W efekcie działań Handkego nastąpiło swoiste wygaszanie edukacji w klasycznym, arystotelesowskim jej rozumieniu, na rzecz edukacji pozornej, w której nauczyciele udają, że uczą, a uczniowie udają, że zdobywają kolejne szczeble wiedzy, kończąc ją poprzez napisanie testu-quizu maturalnego z wymaganym progiem zaliczenia 30 proc., co samo w sobie brzmi jak ponury żart…
Mirosław Handke do dziś nie poniósł żadnej, nawet politycznej odpowiedzialności za tzw. reformę, a oceniając to, co stało się z polską edukacją i z poziomem wiedzy młodych Polaków, nie tylko polityczna, ale i karna odpowiedzialność powinna być tu brana pod uwagę.
Ciekawostką niech będzie to, że dyrektor gdańskiego gimnazjum, w którym doszło do brutalnego pobicia gimnazjalistki, Marcin Hinz już kilka lat temu znalazł się wśród dyrektorów najsłabszych gdańskich szkół:
Które liceum wybrać? Najlepsze i najgorsze gdańskie szkoły 2014
Nikt z gdańskich polityków nie zainteresował się jednak rankingiem „Gazety Bałtyckiej” i nie próbował wyciągać z niego wniosków, bo jak od lat głoszą – „dobrzej jest, jak jest”. Jeśli chodzi o wynagrodzenia dyrektorów gdańskich szkół – sytuacja jest również patologiczna, ponieważ pensje nijak mają się do osiągnięć, o czym także swego czasu alarmowała „Gazeta Bałtycka”:
Dyrektorzy najgorszych gdańskich liceów mają się dobrze. Ile zarabiają?

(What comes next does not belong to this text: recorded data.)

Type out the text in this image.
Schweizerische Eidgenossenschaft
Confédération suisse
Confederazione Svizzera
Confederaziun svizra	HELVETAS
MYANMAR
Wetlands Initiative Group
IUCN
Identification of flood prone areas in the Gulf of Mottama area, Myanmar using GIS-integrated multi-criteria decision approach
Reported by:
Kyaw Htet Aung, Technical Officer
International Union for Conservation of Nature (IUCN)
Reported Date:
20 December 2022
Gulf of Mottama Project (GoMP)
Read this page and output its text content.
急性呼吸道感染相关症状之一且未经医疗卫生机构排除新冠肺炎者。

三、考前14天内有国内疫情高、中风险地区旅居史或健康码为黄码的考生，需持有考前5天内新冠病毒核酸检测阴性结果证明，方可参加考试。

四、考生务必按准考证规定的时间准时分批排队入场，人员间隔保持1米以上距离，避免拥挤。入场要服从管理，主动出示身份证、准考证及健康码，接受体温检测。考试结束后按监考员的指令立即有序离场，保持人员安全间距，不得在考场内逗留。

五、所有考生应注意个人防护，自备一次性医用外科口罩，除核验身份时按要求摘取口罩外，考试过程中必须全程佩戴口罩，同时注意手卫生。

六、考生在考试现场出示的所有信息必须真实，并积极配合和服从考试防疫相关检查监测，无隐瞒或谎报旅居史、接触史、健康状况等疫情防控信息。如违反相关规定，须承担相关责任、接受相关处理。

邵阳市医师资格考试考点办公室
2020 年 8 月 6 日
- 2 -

W efekcie… również nikt nie wyciągnął z tych publikacji żadnych wniosków.
Oczywiście w gdańskim gimnazjum rozpocznie się teraz szereg kontroli mających przede wszystkich wymiar biurokratyczny – kontrolowane będą dokumenty, dzienniki, spisane opinie… Być może odwołana zostanie dyrekcja szkoły, co w żaden sposób nie zmieni tragicznej sytuacji naszej edukacji, ponieważ aby ją odbudować (a w zasadzie zbudować od nowa), przywrócić etos nauki, autorytet nauczyciela, obraz szkoły jako miejsca szczególnie ważnego – potrzeba co najmniej jednego pokolenia.
Zjawisko „edukacji pozornej” istniało już dużo wcześniej – od lat 60-tych ubiegłego wieku.Nie tylko gimnazja są temu winne.Przyczyn jest znacznie więcej.
Do pieca z tym dziadostwem.
Czy ten pan z dzwonkiem i serduszkiem na szyi zajął jakieś stanowisko? Czy dalej tylko sie smieje? Jak dla mnie edukacja w Gdańsku jest tragiczna zwłaszcza na poziomie gimnazjalnym. Ale inne szkoły też nie lepiej.